There’s a fog in my brain.

A cloud like fog that digs into every crevice of my mind. It’s light and fuzzy yet also heavy with humidity. Its claws latch themselves into my shoulders like a stubborn, thorny evergrowing frostbite. The chilly mist is imprisoned in me, carelessly shoving itself down my throat, waning and waxing in an irregular and unpredictable pattern. It’s a suffocating weight I carry everyday along with chains that have steadily materialized during a period of mindless wandering.

Then take a right.

Beyond the haze that pollutes my mind, there’s a small bottomless corner filled with warmth. Sometimes, a visit to that very corner scorches my conscience, yet it also clears the indifferent fog that wraps around it.

Now a box.

In the corner is a child’s treasure box filled with the most glorified ordinary things. In that box is a fortress of savory, uncooked instant ramen protecting rows of shelves filled with worn out pages of inked fantasies. Tied to the fortress are the countless identical memories of curling up with my grandma on the cold marble tiles of her kitchen. In those memories, I’m holding a clumsily torn packet of instant ramen noodles, the uncooked strands littering the no longer spotless floor. My eyes were always wide with wonder as my grandma told stories of her childhood in Vietnam, set in dusty villages bordered with a river that mirrored the seasons, all while the delicacy I treasured never left my hand.

The meaning behind the ramen has now become bittersweet, as rather than an enticing story that traces every bite, there are now soggy tear stained ones, yet the crispy and salty flavor never fades without the slightest bit of fondness. 

Now there’s the library…

…underneath the threadbare and overplayed memories of late ramen nights with my grandma. The shelves of books lining the fortress were not only were they an invitation to another world separate from reality, but a dream for my younger self.

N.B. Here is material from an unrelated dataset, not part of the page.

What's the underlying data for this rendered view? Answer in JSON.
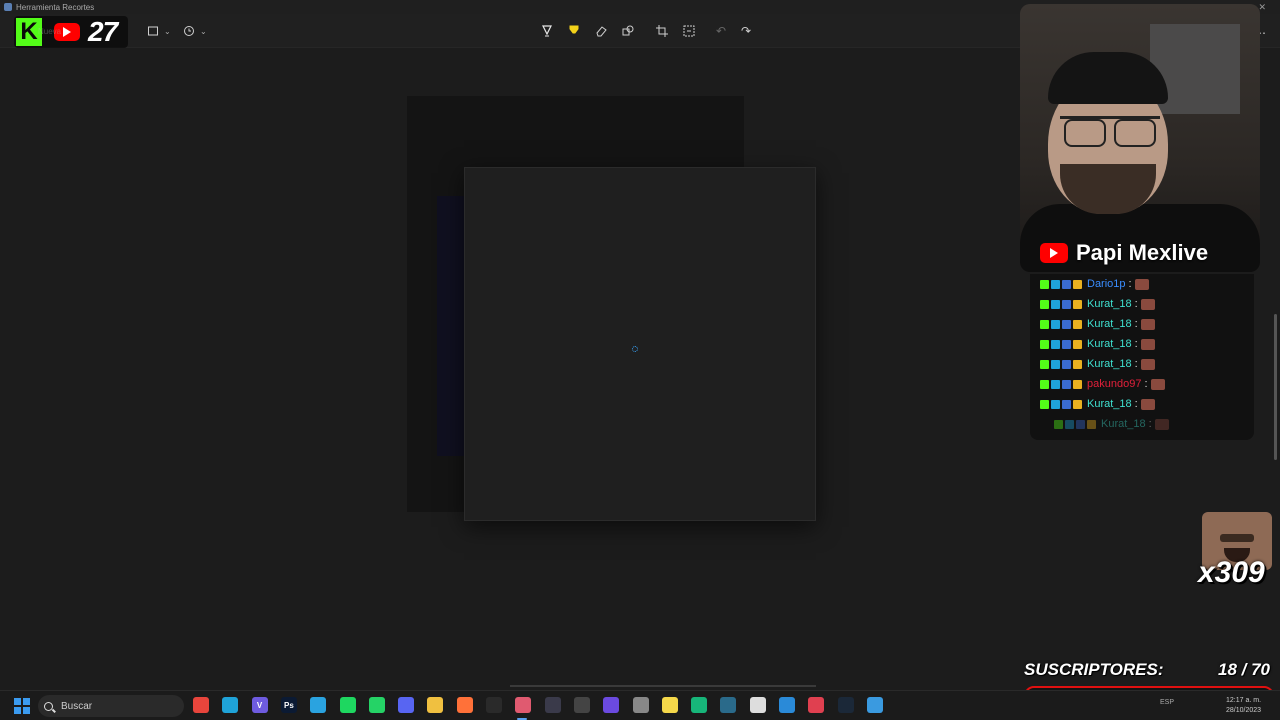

The printed words that my eyes collected fueled a passion for writing and the dream of becoming an author. Below is one of my first poems that I wrote on a website for writing where my work would be shared with others. I still remember how my heart had pushed against my rib cage in anticipation as I pressed “publish”. It threw itself against my rib as I got my first view, then my first like.

The feeling of having a goal and a desire for the future is irreplaceable.The faint traces of these feelings have given me my own unfinished set of wings that hover me above bony skyward hands, gesturing with a childlike desperation. 

Below the library is the sea of eyes in my brain.

Among those hands are piercing stoic pupils colored in expectations. No matter the state of the fog, the eyes are consistent in their robotic gaze, unblinking and waiting. Only then would the wings falter and lose its rhythmic beating.

Despite the messy and uncalculated process of breaking my own shackles, I still cling onto that flickering desire that is constantly under the threat of being extinguished. Everyday, the sunlit memories of my childhood resurface along with a hope of a wavering and indefinite promise for a better tomorrow.